Bringing together the state’s largest primary care practice with a hospital system that is a leader in a variety of specialties and then getting the financial backing of an insurer, “That’s the trifecta we’ve been looking for,” Babineau said.
He took part in an interview along with Peter Andruszkiewicz, president and CEO of Blue Cross and Blue Shield, and Dr. Al Kurose, president and CEO of Coastal. All three said that after years of the industry incrementally moving away from simple fee-for-service models, enthusiasm for this full-fledged program was noticeable when it was presented to the leadership of each organization during a presentation at Rhode Island Hospital on Tuesday.
This is just the beginning,” said Kurose. “We have a lot of shared learning to do now.”
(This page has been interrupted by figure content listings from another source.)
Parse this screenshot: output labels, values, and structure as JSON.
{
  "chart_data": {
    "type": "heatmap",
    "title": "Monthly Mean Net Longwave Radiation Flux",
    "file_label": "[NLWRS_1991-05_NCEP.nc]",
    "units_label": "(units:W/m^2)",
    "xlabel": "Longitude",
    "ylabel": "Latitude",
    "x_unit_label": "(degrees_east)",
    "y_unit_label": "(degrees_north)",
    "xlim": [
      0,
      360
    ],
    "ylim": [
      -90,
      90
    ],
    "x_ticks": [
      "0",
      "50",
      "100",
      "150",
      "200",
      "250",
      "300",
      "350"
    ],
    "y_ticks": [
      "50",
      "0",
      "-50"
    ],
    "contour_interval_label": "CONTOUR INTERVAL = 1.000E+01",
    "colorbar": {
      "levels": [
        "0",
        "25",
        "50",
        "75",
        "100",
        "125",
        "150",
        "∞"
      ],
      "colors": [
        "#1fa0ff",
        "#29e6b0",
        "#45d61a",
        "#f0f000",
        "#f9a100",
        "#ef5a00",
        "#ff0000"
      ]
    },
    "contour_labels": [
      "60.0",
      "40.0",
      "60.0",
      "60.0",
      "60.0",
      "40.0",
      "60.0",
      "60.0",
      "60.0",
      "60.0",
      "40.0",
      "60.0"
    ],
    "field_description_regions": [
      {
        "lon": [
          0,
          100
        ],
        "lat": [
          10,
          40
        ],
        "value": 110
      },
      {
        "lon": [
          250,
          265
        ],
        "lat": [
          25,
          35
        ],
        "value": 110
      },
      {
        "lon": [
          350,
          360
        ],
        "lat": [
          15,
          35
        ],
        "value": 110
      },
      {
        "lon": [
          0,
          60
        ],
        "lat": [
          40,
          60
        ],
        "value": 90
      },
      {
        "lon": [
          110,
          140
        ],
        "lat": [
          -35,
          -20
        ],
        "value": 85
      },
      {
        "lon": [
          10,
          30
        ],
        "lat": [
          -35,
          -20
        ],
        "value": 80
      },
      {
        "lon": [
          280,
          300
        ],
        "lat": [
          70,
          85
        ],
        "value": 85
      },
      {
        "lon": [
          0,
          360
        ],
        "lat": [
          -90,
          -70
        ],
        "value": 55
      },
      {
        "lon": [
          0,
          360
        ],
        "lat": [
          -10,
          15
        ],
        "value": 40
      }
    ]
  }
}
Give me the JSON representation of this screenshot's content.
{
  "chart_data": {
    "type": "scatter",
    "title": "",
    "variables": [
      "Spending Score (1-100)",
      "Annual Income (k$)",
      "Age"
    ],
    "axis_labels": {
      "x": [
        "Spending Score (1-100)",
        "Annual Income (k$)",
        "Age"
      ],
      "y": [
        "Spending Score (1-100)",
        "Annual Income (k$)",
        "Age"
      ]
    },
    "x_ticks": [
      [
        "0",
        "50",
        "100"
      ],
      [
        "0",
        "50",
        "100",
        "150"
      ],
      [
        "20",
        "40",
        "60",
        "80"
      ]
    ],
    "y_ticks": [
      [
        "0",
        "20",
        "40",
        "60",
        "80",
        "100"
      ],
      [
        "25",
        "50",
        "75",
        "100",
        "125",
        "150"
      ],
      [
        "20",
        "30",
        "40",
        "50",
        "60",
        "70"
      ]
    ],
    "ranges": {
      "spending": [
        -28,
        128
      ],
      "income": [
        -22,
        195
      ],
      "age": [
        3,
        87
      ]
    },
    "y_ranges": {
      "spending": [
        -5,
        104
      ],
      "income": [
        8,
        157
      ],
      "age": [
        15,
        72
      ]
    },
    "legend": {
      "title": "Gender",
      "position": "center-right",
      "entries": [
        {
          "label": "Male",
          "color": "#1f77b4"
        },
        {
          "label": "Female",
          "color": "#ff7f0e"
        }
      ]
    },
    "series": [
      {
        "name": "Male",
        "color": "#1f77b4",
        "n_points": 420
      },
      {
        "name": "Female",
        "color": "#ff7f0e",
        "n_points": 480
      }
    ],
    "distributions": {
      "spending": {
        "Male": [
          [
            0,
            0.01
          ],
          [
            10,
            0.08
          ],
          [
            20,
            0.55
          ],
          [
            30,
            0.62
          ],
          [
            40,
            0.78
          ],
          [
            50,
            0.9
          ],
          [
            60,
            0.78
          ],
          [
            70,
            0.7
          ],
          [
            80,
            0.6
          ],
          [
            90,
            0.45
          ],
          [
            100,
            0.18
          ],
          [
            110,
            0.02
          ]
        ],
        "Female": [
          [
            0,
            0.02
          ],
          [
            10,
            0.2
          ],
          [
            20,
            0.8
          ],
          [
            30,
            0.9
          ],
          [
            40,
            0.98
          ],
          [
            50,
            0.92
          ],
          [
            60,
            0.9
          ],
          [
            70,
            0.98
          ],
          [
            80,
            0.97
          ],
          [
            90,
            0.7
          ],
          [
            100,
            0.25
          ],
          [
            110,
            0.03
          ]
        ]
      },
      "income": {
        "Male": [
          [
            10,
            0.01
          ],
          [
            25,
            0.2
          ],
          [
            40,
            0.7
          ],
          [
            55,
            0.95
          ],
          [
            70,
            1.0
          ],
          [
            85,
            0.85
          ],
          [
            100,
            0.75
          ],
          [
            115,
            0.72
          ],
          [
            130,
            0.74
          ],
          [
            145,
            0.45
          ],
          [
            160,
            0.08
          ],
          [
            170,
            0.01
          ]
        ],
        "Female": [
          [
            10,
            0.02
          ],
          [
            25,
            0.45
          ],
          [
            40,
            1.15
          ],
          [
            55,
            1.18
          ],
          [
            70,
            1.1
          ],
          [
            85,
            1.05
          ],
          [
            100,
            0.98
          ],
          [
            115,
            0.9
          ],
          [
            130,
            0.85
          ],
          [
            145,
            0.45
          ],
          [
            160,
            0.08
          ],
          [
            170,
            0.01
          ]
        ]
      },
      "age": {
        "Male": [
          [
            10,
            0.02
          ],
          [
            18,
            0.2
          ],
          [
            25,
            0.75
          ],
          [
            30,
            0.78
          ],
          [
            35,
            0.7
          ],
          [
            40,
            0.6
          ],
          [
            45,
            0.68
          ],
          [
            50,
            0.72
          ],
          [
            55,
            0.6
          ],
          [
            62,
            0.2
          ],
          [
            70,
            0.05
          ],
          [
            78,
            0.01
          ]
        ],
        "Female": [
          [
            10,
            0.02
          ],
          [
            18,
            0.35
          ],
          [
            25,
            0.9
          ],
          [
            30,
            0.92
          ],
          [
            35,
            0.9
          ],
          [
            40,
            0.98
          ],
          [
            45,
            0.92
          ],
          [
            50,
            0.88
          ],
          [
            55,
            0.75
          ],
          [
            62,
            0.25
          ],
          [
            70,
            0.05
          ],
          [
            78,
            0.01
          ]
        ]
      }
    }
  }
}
When it comes to health policy, acronyms and concepts can be vague to the average person, the three health leaders acknowledged. But to the patient, it should mean “an experience that makes sense to them as they move across all the different places that they receive health care,” Kurose said.
As they move from their primary care doctor to a specialist at a hospital, “we want them to have that experience where it’s all seamless and coordinated and they know that everyone caring for them is communicating,” he said.
Coastal launched the first Medicare Shared Savings Program in Rhode Island in 2012 and last year, with about 11,000 patients in the program, was honored as among the top 1 percent in the nation. More than half of Coastal’s patients are now in such programs.